In a report demonstrating the collapse in diplomatic relations between the current and previous president, the WSJ wrote overnight that rapport between Barack Obama and Donald Trump has "unraveled" with Trump "convinced that Mr. Obama is undermining his nascent administration" while Obama is "furious" over Trump tweets accusing him of illegal wiretapping. The WSJ notes that after shaking hands on Jan. 20, the day of Trump's inauguration, the two presidents haven’t spoken since, "although Trump tried to call Obama to thank him for the traditional letter that one president leaves for his successor in the Oval Office." The reason: Obama was traveling at the time and the two never connected.
As an amusing aside, the WSJ adds that the rift is distancing Mr.

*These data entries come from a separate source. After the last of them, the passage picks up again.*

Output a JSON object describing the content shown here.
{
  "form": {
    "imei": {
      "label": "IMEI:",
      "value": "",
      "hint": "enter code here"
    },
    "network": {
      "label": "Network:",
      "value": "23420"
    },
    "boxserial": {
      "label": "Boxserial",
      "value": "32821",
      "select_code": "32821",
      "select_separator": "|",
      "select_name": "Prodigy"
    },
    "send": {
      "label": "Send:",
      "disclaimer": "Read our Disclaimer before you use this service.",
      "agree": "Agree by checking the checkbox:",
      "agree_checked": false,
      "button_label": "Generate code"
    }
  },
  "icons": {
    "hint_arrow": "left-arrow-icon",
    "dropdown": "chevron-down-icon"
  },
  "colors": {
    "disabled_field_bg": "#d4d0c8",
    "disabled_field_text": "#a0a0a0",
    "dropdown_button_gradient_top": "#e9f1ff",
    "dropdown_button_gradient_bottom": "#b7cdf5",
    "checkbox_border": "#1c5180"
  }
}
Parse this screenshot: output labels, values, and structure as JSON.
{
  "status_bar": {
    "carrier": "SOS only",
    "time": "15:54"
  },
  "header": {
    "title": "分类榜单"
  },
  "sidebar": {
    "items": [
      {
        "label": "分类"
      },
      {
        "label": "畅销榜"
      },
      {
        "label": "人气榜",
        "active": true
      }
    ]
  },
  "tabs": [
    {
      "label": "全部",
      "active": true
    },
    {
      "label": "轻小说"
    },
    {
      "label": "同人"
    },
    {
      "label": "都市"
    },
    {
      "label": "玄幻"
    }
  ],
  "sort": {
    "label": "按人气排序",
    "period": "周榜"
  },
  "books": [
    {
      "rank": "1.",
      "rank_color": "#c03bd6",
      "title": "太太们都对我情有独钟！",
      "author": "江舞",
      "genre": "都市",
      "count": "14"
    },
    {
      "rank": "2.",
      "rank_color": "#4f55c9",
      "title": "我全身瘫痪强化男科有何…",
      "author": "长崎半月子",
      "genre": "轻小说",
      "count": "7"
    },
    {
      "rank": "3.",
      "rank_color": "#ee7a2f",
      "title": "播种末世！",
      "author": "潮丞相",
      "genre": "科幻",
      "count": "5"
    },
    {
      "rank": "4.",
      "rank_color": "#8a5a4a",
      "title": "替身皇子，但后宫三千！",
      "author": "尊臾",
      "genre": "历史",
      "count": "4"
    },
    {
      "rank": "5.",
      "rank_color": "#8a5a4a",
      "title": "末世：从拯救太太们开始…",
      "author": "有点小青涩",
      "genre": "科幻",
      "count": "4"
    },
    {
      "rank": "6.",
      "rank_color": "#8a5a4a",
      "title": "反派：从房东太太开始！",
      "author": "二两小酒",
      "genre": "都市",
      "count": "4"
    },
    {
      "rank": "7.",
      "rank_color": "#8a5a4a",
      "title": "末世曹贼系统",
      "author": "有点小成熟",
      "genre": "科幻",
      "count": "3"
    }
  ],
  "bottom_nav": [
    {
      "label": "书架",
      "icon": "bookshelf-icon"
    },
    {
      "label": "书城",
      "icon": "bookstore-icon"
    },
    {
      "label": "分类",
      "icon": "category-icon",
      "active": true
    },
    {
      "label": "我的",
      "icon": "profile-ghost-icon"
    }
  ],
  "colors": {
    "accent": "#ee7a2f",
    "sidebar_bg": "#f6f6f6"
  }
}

Trump from a former two-term president "who had offered to give private advice and counsel as the onetime businessman settles into his first job in public office." Of course, if Trump is correct and Obama did in fact order a wiretap of the Trump Tower, Obama was actively seeking to impair the Trump campaign and chances for presidency, so that statement may seem a little suspect in retrospect.
Accuracy of the report notwithstanding, it is obvious that the bad blood between the two people has grown to unprecedented levels: Douglas Brinkley, a presidential historian, said the open friction has upended tradition, an “almost unwritten rule that you treat your predecessor with a degree of grace and decorum.”
“There are these kinds of things that have happened in the past, but nothing to the degree where a sitting president would charge his predecessor with a felony,” Mr. Brinkley said. “It creates a feeling of instability in the United States.”
Whether real or imagine, Trump and other White House officials believe that Obama loyalists sprinkled throughout the federal bureaucracy are behind leaks that are damaging his personnel, White House officials said. A spokesman for Mr. Obama wouldn’t comment to the WSJ on the claim. In fact, as NewsMax CEO Christopher Ruddy, a friend of Mr. Trump who sees him on weekends at the president’s Mar-a-Lago, said in an interview: “From what I’m hearing, Trump’s people think Obama is at war with them.”
“This president has been under siege since Day One from both the press and Obama loyalists and he’s reacting to it,” Mr. Ruddy said. “I don’t think there’s any doubt that Obama loyalists inside the administration and outside are giving Donald Trump a lot of grief and a lot of problems.”
As is well-known by now, the animosity between Trump and Obama hit a climax last weekend, when Trump responded to recent allegations of ties to Russia by tweeting “How low has President Obama gone to tapp my phones during the very sacred election process. This is Nixon/Watergate. Bad (or sick) guy!”
Keeping a low profile in post-presidency, Obama - who is currently writing a book for which he will receive tens of millions in proceeds - had decided he wouldn’t respond to every intemperate Trump tweet, an aide said. "But he was livid over the accusation that he bugged the Republican campaign offices, believing that Mr. Trump was questioning both the integrity of the office of the president and Mr. Obama himself, people familiar with his thinking said."
Ironically, as the WSJ adds, Obama had been critical of leaks when he was president, specifically those related to the Federal Bureau of Investigation’s probe into the email use of Mrs. Clinton, his former secretary of state. “He was very quick to condemn it then and obviously his silence now is notable,” one White House official said Tuesday. Obama, in an interview with the mobile news outlet NowThis News just days before the November election, said that when it comes to investigations “we don’t operate on innuendo, we don’t operate on incomplete information, we don’t operate on leaks—we operate based on concrete decisions that are made.”
For now, Trump's attacks on Obama continue, first responding to a Fox News report yesterday when he claimed incorrectly that a number of Guantanamo Bay detainees who returned to the battlefield were released under Mr. Obama’s watch (most were released under President Bush), followed by calling Obamacare “a total disaster” and said Mr. Obama had allowed Russia to grow “stronger and stronger” over eight years in office.
So far, Obama and his spokesman have not responded to those tweets; it is unclear how long the former president can hold his silence.